Bild: Catolicismo.comDas dürfte selbst für einen Papst mit dem Sendungsbewußtsein eines südamerikanischen Caudillos nicht einfach so wegzustecken sein: Zunächst erläuterte Kardinal Burke im Interview mit The Wanderer detailliert, wie er sich die angekündigte „Brüderliche Zurechtweisung“ wegen der Unklarheiten in Amoris Laetita vorstellt. Dann trat der renommierte britische Theologe Aidan Nichols O.P. mit dem Vorschlag an die Öffentlichkeit, ein Verfahren zur Korrektur mißverständlicher päpstlicher Äußerungen im Kirchenrecht zu verankern.

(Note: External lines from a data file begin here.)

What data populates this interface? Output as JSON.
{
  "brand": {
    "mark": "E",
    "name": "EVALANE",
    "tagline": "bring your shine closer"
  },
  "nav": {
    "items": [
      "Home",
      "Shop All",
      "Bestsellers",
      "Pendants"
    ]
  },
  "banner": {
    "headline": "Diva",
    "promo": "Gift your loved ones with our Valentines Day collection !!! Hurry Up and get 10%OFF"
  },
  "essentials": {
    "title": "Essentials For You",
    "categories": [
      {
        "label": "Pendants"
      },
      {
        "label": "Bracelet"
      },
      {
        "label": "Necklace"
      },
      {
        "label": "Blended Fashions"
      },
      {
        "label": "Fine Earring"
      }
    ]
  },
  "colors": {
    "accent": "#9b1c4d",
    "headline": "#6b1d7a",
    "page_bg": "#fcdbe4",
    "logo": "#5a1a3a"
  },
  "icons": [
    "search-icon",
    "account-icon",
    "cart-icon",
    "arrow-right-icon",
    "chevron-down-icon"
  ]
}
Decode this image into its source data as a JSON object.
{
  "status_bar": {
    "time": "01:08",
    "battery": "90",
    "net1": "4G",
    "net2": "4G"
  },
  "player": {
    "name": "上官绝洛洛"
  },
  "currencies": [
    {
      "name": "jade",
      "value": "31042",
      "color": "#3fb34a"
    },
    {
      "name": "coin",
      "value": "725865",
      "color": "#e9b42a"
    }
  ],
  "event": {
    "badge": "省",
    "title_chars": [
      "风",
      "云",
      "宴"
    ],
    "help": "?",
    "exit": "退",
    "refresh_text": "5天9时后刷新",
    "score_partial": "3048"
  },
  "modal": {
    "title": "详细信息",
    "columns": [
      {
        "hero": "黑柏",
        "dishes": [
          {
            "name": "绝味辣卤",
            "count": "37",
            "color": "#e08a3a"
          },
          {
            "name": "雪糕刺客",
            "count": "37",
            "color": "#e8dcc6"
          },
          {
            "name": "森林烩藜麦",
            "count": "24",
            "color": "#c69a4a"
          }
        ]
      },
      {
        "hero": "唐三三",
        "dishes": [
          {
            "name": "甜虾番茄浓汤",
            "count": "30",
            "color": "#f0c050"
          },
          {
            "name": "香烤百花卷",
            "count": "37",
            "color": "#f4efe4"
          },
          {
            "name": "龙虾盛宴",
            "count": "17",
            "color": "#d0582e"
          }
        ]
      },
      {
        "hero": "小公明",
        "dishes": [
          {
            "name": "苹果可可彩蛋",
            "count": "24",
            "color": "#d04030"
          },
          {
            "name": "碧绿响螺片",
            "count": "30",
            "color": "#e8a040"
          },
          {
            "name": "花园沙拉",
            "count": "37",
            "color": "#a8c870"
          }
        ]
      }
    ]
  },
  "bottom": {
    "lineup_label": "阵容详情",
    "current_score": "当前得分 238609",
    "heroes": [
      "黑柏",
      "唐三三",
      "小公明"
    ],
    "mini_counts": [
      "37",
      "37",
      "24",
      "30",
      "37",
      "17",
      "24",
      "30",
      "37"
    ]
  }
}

Der einflußreiche amerikanische Kirchenrechtler Edmund Peters stimmt ihm darin zu. Offensichtlich sehen beide dafür heute größeren Bedarf als jemals zuvor, denn in tausend Jahren Kirchenrecht ist bisher noch niemand auf den entsprechenden Gedanken gekommen.

Zu allem Überfluss ist jetzt ein Artikel von Kardinal Brandmüller bekannt geworden, der in der August-Ausgabe der von Nichols Ordensbruder Ockenfels herausgegebenen Zeitschrift „Die neue Ordnung“ erschienen ist (hier als PDF). Der auch als einer der Unterzeichner der 5 Dubia hervorgetretene Kardinal und früherer Professor für Kirchengeschichte behandelt darin das Thema des päpstlichen Glaubensbekenntnisses, das Päpste von den aller frühesten Zeiten bis ins 20. Jahrhundert zu verschiedenen Anlässen abgelegt haben – entweder, um Zweifel an ihrer eigenen Rechtgläubigkeit zu zerstreuen, oder um in einer Glaubenskrise Zeugnis dafür abzulegen, was der wahre Glaube der Kirche und des Papstes ist.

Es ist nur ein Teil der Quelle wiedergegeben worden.